Ich stimme zu, was die beiden ersten angeht, aber im Gegensatz zu anderen ziehe ich "Mörder Ahoi!" "Vier Frauen und ein Mord" vor, der nicht schlecht, meiner Meinung nach aber nicht so charmant ist.
Margaret Rutherford ist jedoch in allen einfach wunderbar. Wie sie in "Mörder Ahoi!" sagt: "Ich bin immer auf der Höhe, was auch passieren mag." Wer würde ihr das nicht glauben?
(Das englische Original gefällt mir allerdings besser "I am always myself. Hmpf.")
Warum holt ihr euch nicht einfach was Heißes zum Trinken, eine Decke, macht es euch auf eurer Couch bequem und schaut es euch selber an?

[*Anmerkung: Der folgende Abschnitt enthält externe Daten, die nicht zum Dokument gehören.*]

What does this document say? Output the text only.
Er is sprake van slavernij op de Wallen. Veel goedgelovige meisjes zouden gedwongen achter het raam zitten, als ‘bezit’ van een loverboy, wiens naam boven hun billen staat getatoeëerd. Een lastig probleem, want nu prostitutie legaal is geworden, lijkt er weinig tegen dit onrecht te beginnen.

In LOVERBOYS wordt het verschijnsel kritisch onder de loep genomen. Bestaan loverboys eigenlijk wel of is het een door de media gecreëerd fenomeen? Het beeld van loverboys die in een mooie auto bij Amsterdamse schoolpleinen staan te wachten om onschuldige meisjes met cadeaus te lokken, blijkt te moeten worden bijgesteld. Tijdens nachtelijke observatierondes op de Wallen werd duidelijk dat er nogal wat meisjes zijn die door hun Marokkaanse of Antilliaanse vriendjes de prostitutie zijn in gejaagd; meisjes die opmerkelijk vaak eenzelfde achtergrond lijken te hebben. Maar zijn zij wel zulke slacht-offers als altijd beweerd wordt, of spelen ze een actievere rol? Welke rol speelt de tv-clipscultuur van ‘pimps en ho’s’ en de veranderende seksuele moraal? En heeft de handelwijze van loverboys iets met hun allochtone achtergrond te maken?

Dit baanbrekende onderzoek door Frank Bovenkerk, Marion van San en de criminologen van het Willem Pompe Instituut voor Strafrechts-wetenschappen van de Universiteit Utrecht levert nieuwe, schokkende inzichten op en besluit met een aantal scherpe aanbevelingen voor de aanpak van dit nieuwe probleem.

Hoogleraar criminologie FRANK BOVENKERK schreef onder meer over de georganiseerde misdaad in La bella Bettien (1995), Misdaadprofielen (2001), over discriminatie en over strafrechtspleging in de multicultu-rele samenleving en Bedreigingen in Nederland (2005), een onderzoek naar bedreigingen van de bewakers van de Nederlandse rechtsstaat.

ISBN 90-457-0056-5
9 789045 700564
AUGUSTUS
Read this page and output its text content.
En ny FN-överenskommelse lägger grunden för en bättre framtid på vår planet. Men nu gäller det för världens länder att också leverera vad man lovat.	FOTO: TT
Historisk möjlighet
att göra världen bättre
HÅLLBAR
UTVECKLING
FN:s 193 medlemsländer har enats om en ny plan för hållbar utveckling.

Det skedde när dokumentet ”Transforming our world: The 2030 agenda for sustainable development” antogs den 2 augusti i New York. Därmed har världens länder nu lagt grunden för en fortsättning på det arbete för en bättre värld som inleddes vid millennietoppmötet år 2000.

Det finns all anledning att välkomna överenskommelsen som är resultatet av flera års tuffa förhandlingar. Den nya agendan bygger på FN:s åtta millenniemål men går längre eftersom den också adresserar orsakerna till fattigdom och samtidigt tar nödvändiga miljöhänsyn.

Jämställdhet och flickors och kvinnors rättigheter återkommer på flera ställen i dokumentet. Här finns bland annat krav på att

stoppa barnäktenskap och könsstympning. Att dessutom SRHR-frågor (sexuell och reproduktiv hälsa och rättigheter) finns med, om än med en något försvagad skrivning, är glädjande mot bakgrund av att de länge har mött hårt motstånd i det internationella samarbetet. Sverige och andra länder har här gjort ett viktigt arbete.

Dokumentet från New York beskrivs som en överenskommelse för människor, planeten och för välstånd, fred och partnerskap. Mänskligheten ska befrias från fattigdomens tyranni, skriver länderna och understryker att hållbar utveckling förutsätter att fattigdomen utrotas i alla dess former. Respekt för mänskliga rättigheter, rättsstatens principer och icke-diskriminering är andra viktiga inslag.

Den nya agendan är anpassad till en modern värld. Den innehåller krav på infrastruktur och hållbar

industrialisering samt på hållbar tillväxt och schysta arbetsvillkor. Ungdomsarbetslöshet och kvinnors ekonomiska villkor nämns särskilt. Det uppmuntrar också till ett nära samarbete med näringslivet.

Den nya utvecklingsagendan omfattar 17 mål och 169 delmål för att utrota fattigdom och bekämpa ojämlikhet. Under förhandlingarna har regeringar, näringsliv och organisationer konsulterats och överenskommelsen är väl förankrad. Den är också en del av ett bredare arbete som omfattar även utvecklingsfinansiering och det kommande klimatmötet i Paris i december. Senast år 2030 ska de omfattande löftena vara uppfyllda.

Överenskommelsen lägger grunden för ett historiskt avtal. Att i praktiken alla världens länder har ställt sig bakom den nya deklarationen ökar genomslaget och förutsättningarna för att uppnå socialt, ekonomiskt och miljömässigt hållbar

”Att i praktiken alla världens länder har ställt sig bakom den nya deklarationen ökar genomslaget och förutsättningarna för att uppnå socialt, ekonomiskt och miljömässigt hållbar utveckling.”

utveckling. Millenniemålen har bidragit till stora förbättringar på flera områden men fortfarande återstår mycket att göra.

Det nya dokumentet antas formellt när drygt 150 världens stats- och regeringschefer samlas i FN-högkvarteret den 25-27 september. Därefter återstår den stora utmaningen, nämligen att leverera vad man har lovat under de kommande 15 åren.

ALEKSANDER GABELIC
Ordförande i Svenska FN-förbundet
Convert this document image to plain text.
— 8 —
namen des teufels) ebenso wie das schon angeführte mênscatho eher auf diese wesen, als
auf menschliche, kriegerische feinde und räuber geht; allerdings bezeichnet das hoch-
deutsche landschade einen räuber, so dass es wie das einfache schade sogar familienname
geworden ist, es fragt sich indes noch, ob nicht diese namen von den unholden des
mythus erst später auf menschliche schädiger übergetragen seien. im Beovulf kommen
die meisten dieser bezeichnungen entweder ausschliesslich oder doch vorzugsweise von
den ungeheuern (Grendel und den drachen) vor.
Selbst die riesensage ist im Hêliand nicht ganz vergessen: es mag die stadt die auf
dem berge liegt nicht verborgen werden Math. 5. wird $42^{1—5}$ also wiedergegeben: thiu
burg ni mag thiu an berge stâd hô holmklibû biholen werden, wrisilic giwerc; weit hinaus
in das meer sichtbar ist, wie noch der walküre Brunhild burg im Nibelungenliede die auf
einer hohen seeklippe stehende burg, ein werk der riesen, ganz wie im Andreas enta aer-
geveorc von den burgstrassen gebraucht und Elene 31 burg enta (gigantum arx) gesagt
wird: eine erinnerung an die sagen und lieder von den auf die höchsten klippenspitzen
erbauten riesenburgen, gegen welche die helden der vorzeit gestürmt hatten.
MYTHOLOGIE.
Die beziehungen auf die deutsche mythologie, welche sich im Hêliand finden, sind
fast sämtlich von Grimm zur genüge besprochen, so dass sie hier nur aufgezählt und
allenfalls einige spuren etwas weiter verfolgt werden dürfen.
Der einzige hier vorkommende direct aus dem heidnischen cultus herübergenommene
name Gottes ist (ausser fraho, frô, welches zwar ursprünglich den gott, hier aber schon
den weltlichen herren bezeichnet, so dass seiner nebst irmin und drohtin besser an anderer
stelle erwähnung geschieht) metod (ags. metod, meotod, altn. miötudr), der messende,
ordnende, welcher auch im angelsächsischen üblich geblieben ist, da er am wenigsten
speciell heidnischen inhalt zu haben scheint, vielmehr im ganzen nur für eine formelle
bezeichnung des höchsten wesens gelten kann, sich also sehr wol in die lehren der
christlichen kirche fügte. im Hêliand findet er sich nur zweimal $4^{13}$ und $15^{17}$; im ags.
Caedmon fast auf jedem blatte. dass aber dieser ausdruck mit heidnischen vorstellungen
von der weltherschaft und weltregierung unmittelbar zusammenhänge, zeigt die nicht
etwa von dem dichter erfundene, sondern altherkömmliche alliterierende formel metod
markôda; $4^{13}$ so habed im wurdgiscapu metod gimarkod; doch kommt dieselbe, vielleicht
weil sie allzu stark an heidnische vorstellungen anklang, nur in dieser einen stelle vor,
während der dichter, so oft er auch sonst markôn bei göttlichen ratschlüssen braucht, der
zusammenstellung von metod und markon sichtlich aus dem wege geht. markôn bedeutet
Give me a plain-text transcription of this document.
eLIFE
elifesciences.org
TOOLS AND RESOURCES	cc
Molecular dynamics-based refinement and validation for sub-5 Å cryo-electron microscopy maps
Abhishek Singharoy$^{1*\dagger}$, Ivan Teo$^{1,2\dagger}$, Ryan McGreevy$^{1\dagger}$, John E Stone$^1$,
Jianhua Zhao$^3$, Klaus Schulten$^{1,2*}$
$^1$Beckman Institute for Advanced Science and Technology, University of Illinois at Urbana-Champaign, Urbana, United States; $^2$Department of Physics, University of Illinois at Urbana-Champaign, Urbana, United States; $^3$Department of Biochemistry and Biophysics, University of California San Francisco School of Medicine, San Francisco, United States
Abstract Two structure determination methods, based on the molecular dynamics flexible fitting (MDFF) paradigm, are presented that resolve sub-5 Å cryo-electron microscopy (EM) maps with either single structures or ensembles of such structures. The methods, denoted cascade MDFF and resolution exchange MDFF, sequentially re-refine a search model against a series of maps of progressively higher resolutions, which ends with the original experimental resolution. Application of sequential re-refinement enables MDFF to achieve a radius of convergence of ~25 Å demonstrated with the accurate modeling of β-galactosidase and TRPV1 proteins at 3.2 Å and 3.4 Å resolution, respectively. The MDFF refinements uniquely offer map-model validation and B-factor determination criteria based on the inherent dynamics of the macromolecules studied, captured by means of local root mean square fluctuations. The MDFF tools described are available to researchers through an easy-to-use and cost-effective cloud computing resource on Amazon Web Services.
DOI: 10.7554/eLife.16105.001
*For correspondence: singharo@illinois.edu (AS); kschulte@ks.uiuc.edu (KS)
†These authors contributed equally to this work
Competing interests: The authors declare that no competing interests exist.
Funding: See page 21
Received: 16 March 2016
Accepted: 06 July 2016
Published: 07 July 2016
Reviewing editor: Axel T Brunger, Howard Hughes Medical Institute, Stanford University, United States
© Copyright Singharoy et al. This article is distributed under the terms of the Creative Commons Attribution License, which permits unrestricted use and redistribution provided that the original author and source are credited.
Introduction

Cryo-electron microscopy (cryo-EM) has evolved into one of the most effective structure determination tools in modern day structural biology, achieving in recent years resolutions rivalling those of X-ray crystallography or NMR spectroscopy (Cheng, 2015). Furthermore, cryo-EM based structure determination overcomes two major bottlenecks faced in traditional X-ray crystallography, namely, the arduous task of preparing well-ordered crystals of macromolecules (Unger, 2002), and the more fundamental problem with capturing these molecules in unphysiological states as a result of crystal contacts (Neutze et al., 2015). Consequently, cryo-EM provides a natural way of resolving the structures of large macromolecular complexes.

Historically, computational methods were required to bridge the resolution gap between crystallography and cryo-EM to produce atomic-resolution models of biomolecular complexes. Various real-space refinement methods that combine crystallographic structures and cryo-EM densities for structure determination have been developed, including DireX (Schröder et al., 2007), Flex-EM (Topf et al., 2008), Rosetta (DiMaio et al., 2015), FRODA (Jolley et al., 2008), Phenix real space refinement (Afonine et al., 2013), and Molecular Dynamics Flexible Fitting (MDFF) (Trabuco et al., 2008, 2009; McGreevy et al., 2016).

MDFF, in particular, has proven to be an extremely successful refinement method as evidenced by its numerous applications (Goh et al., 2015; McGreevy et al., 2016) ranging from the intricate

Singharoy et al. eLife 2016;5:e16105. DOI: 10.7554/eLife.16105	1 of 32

Quellen/weitere Lektüre (englischsprachig):
1. Diana und Connie Metzinger: The Miss Marple Mysteries with Margaret Rutherford. Auf: Silver Scenes, 17. März 2014
2. Ginny Kaczmarek: A Margaret Rutherford moment. Auf: Ginny Kaczmarek, 7. Dezember 2021
3. Jack Buckley: Remembering Margaret Rutherford: murder on and off screen. Auf: Seen and Heard International, 18. April 2020
Es tut mir leid, daß meine Quellen meist nur englischsprachig sind, aber mein englischer Blog wird einfach mehr frequentiert und der Zeitaufwand für die Recherche ist oft so groß, daß ich nicht auch noch die Zeit finde, adäquate deutsche Quellen zu suchen. Sollte euch ein Artikel interessieren, gibt es Übersetzungsprogramme, die zumindest einen Eindruck vermitteln können.